Newsletter 9: January 1993

SLOTDEEP.EXE: MANUAL CORRELATION USING THE DISSIMILARITY MATRIX

Louis J. Maher

At the end of a paleoecological investigation, the results have to be correlated with other sites to see how the new information ties in with the old. The methods by which correlation is done are extremely varied depending on which part of the geologic column is involved and what materials were studied. Those working in Holocene sediments may not have extinctions or first occurrences to help them, but pollen and diatoms do occur in prodigious numbers, and Carbon-14 is abundant throughout.

The standard pollen zonation schemes of Europe and North America emphasize that the sequential changes in taxon composition in a single core are mirrored in other cores of the region. Before the middle of this century, zone boundaries in cores "dated" the sediment as surely as Carbon-14 does now. Pollen can still provide chronologies for material unsuited to carbon analysis.

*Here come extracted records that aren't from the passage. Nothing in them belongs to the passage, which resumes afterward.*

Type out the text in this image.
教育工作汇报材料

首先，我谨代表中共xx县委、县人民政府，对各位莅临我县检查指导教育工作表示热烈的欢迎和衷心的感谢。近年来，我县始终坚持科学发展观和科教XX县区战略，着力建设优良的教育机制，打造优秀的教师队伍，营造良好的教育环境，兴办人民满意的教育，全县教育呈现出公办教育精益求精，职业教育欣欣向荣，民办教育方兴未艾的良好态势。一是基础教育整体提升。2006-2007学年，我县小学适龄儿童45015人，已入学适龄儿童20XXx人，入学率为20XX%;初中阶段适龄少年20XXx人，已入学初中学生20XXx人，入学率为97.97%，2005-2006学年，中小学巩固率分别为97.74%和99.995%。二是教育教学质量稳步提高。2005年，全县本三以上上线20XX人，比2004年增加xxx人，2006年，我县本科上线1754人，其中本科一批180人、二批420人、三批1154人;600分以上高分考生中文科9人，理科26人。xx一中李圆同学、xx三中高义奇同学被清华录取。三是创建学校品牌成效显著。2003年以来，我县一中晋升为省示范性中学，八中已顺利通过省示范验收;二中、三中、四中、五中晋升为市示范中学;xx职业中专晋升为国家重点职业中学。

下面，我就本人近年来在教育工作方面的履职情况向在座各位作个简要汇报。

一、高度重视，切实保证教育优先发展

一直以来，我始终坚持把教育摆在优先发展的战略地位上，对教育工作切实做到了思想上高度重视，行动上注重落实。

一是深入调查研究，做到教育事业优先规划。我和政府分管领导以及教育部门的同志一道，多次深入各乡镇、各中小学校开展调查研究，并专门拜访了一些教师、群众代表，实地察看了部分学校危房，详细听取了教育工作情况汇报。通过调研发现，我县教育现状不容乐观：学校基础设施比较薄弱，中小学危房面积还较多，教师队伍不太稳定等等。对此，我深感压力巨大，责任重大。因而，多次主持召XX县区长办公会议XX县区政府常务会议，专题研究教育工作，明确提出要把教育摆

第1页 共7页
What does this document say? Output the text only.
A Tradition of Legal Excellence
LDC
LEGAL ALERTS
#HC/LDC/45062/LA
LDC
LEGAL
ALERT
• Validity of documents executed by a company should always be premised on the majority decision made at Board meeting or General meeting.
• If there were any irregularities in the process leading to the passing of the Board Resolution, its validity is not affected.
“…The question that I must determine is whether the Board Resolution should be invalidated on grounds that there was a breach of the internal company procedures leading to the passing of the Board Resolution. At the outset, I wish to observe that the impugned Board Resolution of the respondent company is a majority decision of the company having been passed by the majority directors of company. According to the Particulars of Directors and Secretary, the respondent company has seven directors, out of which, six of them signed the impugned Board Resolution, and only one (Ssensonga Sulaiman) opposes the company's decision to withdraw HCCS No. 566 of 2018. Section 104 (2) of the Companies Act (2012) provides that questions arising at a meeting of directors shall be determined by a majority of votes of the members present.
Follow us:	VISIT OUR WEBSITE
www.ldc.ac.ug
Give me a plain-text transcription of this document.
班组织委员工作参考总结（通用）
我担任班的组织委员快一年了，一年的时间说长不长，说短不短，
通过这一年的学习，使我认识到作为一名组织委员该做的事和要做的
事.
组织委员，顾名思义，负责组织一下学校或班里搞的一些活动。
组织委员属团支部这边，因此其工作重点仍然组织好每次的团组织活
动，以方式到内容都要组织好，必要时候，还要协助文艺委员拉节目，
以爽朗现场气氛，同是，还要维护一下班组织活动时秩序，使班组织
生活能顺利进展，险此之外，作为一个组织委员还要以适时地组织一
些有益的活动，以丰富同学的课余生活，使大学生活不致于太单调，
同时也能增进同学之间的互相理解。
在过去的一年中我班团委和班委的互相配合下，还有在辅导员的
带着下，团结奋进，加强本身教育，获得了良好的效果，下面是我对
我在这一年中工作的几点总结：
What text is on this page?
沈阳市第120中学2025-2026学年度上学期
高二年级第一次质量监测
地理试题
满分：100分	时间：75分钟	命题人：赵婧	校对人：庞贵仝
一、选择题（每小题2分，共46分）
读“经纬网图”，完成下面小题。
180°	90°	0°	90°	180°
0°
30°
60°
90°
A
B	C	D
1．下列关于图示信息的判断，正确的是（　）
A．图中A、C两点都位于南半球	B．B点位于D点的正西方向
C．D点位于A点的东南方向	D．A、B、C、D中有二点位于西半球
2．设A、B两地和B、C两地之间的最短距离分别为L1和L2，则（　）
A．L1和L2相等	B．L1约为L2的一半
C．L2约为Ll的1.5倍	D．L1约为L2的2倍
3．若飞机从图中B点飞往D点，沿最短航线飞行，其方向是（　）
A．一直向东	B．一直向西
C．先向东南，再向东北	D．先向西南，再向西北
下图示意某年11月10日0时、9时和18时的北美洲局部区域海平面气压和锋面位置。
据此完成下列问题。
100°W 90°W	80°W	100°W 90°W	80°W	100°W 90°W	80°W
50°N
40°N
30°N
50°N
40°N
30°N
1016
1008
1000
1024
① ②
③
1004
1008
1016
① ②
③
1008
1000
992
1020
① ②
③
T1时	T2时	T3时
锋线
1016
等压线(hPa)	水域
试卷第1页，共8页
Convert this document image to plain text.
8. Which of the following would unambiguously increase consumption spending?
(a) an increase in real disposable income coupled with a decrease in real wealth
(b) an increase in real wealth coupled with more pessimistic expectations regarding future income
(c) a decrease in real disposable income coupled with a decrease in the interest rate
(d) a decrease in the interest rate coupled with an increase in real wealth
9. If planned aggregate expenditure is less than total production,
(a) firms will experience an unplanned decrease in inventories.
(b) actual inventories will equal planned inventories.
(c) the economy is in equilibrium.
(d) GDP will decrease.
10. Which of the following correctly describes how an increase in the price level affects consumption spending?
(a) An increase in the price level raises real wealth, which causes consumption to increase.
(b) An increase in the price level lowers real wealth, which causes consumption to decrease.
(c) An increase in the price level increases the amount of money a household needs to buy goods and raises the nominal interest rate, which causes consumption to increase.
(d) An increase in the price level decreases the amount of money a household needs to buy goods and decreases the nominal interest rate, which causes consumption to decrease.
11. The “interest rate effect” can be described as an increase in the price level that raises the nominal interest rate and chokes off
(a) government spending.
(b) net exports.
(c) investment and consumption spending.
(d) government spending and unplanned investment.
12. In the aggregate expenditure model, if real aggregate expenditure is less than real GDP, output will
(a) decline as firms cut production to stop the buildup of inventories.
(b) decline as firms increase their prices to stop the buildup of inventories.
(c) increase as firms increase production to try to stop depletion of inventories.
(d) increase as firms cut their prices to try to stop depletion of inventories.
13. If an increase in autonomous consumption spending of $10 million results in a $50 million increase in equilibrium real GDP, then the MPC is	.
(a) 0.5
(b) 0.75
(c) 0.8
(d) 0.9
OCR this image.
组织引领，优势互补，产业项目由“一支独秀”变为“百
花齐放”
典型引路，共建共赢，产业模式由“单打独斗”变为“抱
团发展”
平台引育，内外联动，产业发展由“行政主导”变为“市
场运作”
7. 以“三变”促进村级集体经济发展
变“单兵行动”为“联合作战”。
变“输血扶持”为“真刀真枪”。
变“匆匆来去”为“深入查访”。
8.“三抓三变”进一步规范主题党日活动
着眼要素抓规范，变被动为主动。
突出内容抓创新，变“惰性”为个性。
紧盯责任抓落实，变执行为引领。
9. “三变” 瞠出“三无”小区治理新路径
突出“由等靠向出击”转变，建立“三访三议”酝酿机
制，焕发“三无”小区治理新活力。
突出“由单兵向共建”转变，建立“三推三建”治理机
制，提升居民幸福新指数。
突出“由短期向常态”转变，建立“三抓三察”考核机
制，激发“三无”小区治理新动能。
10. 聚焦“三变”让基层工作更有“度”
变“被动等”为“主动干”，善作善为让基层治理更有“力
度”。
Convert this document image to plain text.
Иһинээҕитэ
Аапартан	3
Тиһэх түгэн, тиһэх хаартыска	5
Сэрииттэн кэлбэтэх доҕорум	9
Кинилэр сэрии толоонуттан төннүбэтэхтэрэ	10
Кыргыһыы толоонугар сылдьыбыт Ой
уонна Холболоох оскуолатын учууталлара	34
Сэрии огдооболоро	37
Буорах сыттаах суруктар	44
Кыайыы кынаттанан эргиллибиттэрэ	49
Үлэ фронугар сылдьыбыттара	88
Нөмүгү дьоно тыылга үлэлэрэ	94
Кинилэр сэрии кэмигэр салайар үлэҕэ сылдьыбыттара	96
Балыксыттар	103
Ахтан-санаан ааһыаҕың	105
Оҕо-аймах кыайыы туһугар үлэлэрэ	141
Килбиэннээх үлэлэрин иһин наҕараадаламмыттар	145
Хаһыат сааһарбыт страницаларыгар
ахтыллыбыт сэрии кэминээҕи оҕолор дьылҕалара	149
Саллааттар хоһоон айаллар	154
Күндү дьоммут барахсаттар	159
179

Anyone can recognize a sequence of pollen zones when they are pointed out on a diagram, but almost no two workers will agree exactly where one zone ends and another begins. This shows up in terms like "transition zone", "sub-zone", and "telescoped zones" as well as "veteran researcher" and "neophyte". This sort of problem can be explored by numerical analysis with the computer. Where can a sequence be divided what will yield two adjacent parts that are most alike in themselves and most unalike between themselves? The zone boundaries are the datable entities, and this explains the efforts to define them.

I was first introduced to the idea of using numerical analysis to correlate two sites by "slotting them together" from the work of John Birks (1979) and Alan Gordon (1973, 1980). The ambiguous results I obtained with their FORTRAN program for sequence slotting, SLOTSEQ (Birks, 1979, Appendix 2), led me to develop SLOTSEE, a QuickBASIC program with graphics which shows the user the original diagrams, the slotted result, and a "map" of the dissimilarity matrix the computer algorithm uses to do the slotting. I needed to "see" the data to try to understand what the algorithm was doing, and why it sometimes produced strange results. It was through SLOTSEE that I first met (via e-mail!) Malcolm Clark, who told me how he was addressing the problem of "blocking" (slotting where long sequences from one core are inserted between long sequences of the other) and developing the H-matrix concept. As a result of that contact, I asked him to do two articles for the newsletter (Clark, 1992 & p. 5-10 - this issue) to discuss the problems and their solutions.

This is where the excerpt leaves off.